“This weekend, you could go to a good movie, or you could watch me dance!”

I hate to say, “I told you so.” Especially when the person I’m addressing is myself.

I told myself not to spend full ticket price on The Amazing Spider-man. But I did anyway. And yeah, now it hurts to realize I put down more than $15.00 to see it.

I don’t regret this evening’s moviegoing experience: I got to spend the evening with my friend Danny Walter, who has probably seen more movies with me than anybody on the planet. We had good conversations and an enjoyable evening.

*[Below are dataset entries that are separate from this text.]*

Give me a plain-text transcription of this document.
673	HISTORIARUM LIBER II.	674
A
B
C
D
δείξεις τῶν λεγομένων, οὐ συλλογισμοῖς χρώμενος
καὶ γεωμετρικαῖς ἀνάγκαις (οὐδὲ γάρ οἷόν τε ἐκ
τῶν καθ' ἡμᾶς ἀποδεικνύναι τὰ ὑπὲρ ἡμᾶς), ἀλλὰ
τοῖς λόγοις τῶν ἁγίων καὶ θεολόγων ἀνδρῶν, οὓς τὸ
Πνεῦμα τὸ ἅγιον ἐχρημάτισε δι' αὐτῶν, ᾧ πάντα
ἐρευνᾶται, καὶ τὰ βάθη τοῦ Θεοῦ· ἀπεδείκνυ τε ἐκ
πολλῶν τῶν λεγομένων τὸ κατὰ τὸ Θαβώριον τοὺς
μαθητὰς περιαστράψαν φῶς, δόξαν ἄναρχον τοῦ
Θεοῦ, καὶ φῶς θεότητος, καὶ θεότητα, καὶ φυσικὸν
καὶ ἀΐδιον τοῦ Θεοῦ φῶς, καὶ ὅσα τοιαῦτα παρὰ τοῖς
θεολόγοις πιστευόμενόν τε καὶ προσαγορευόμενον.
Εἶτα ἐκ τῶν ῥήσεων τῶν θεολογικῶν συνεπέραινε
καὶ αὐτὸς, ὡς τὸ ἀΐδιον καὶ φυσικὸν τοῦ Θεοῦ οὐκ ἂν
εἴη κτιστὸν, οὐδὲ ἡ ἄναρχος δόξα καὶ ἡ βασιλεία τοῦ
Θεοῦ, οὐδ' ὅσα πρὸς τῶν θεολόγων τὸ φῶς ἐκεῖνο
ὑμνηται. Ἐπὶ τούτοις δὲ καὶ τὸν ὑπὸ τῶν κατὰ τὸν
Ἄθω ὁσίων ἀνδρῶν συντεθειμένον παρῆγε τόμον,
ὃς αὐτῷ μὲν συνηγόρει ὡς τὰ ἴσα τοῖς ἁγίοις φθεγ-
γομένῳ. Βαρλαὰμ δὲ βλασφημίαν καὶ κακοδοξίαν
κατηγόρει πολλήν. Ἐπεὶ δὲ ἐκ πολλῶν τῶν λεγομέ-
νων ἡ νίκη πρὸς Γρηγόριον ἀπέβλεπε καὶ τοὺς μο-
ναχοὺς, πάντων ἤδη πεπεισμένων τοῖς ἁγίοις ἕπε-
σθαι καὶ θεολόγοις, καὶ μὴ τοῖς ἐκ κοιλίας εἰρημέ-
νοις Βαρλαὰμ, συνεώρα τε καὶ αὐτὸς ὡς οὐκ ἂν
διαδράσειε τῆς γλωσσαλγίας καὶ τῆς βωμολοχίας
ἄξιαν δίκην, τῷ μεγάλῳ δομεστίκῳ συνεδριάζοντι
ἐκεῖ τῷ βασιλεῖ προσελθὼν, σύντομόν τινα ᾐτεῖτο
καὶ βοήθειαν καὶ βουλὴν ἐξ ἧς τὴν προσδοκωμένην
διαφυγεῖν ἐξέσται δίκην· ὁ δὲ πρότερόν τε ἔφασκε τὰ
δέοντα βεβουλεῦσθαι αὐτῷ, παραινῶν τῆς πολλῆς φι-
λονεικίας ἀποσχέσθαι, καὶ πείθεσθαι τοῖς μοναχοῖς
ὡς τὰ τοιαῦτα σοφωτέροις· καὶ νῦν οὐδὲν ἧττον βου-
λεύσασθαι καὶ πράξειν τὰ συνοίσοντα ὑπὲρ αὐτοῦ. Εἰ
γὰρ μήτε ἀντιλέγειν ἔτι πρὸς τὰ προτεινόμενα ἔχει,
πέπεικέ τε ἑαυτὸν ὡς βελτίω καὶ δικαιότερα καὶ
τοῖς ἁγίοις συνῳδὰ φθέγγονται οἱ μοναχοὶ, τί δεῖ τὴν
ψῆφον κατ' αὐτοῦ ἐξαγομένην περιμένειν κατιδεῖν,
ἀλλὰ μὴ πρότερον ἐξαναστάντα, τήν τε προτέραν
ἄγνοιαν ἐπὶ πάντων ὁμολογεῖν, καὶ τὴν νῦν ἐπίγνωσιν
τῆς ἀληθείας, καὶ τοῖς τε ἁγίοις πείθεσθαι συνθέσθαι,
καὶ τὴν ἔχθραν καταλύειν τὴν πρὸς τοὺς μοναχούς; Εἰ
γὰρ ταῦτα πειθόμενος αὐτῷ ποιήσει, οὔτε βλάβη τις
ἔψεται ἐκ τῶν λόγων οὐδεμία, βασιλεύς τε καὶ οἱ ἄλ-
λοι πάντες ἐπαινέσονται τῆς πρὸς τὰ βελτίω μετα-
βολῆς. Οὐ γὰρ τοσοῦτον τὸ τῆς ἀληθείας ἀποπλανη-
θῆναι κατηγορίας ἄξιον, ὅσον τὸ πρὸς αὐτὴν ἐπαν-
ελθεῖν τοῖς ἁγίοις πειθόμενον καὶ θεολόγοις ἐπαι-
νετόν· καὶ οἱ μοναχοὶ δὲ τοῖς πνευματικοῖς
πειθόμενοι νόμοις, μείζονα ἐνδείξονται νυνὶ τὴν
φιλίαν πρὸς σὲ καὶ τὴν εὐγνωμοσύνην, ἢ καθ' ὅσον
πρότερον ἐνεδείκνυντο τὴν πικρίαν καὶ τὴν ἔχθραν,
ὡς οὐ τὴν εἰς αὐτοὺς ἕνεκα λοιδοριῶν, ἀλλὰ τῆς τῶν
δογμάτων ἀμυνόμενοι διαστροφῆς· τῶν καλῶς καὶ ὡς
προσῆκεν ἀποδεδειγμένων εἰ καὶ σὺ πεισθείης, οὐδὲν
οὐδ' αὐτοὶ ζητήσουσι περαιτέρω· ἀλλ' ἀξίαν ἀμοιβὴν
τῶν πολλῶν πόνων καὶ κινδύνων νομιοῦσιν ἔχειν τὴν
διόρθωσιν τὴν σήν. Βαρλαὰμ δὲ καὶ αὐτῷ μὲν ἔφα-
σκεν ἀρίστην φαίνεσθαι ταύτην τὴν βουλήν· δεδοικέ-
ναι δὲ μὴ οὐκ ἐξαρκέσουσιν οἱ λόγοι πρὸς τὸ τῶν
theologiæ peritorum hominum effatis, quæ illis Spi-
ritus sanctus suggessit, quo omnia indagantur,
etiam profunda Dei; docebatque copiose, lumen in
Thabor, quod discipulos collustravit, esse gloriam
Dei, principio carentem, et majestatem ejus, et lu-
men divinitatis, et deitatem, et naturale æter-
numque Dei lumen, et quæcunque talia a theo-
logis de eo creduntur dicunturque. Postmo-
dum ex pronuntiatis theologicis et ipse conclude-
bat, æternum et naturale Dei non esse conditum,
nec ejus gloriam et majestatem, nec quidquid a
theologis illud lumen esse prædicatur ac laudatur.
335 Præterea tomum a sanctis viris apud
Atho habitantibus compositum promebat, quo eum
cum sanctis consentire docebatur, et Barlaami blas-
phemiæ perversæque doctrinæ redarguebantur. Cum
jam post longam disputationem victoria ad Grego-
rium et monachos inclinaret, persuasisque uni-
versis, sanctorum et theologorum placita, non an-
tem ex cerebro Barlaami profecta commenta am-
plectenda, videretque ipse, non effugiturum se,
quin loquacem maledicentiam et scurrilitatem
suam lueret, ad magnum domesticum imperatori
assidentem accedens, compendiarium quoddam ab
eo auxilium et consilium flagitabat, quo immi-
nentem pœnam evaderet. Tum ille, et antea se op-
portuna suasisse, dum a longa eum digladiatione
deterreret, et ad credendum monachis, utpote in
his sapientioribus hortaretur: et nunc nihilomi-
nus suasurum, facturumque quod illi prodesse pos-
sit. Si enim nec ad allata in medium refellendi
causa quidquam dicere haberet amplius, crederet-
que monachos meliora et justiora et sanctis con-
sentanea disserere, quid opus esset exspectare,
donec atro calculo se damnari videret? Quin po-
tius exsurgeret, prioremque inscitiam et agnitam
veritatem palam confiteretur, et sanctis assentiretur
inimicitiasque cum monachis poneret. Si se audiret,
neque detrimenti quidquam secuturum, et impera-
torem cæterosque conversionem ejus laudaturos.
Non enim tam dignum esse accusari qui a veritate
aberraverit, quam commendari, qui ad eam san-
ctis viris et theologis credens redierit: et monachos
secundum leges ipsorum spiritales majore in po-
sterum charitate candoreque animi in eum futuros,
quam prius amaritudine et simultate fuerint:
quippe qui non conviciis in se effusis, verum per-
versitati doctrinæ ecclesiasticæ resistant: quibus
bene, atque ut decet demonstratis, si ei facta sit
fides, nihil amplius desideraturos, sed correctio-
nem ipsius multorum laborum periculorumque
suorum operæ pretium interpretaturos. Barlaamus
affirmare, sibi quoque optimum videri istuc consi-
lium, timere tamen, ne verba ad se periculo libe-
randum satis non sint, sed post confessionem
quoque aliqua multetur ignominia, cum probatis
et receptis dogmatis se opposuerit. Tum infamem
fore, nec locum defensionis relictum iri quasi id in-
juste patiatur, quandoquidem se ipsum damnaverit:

But I do wish we’d invested our moviegoing money in something more rewarding, like a second viewing of Moonrise Kingdom. During the IMAX 3D bedazzlement of Mark Webb’s webslinging reboot, my eyes had fun. My ears had fun. And by the end, my brain felt like a lump of cold oatmeal. It felt neglected. It felt the way my arm feels when I’ve slept on it all night.

I don’t plan to waste time writing an actual review of this film because, really, what is there to talk about besides how it’s different from other versions of the same story? (Really? After the X-Men movies and Batman Begins, we have yet another movie in which the bad guy plans to engulf a city in a cloud of magical poisons that will either induce panic, turn everyone into mutants, or both? Really?)

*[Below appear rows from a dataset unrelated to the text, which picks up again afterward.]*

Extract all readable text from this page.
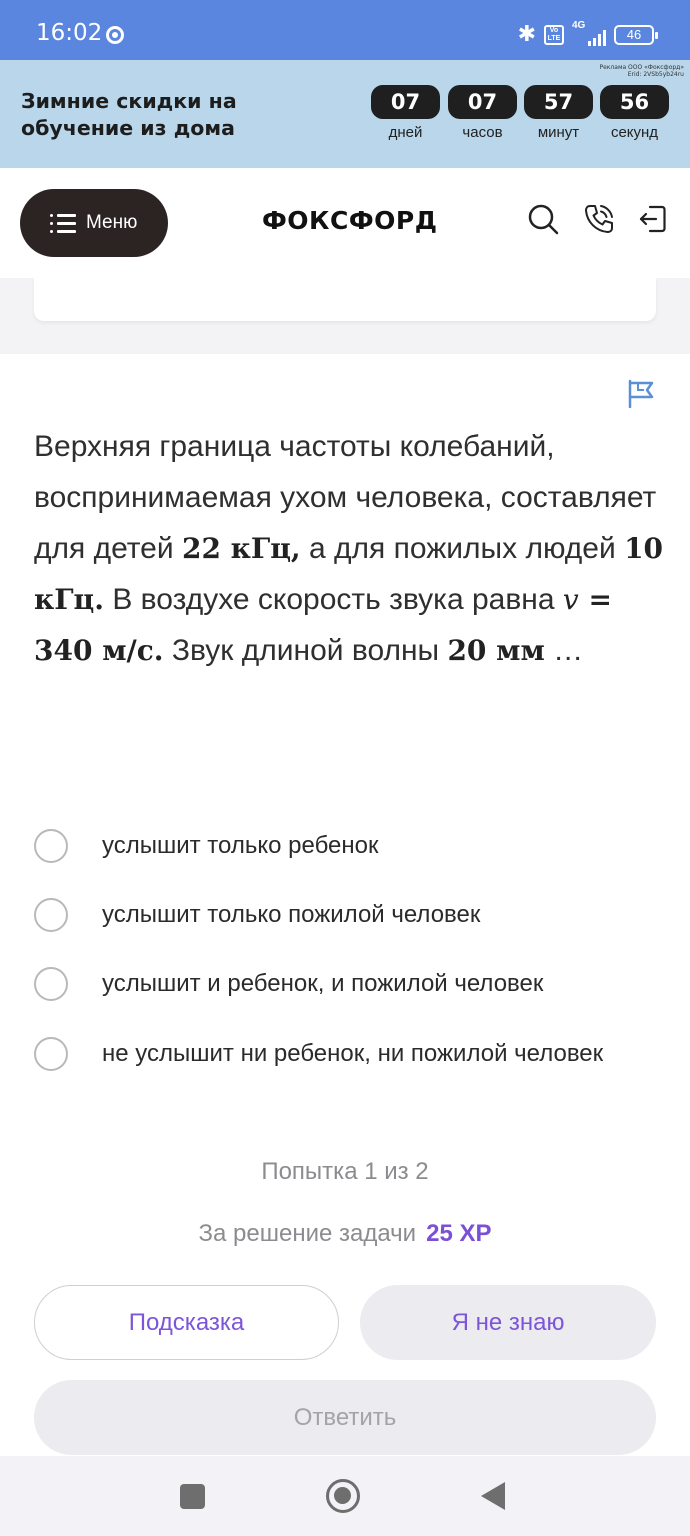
16:02	✱	Vo LTE
4G
46
Зимние скидки на
обучение из дома
Реклама ООО «Фоксфорд»
Erid: 2VSb5yb24ru
07	07	57	56
дней	часов	минут	секунд
Меню	ФОКСФОРД
Верхняя граница частоты колебаний, воспринимаемая ухом человека, составляет для детей 22 кГц, а для пожилых людей 10 кГц. В воздухе скорость звука равна v = 340 м/с. Звук длиной волны 20 мм …
услышит только ребенок
услышит только пожилой человек
услышит и ребенок, и пожилой человек
не услышит ни ребенок, ни пожилой человек
Попытка 1 из 2
За решение задачи 25 XP
Подсказка	Я не знаю
Ответить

And why wouldn’t it? The movie gave my brain nothing to do. It gave me nothing to think about, nothing to ponder while I watched or as I drove home. (You might be tempted to say, “Well, what did you expect? You went to a comic-book movie, not Shakespeare.” True. But I’ve seen plenty of comic book movies that did deliver some substantial food for thought.) For all of the amazing depth and dimension of the imagery, I sensed no depth or dimension in the storytelling…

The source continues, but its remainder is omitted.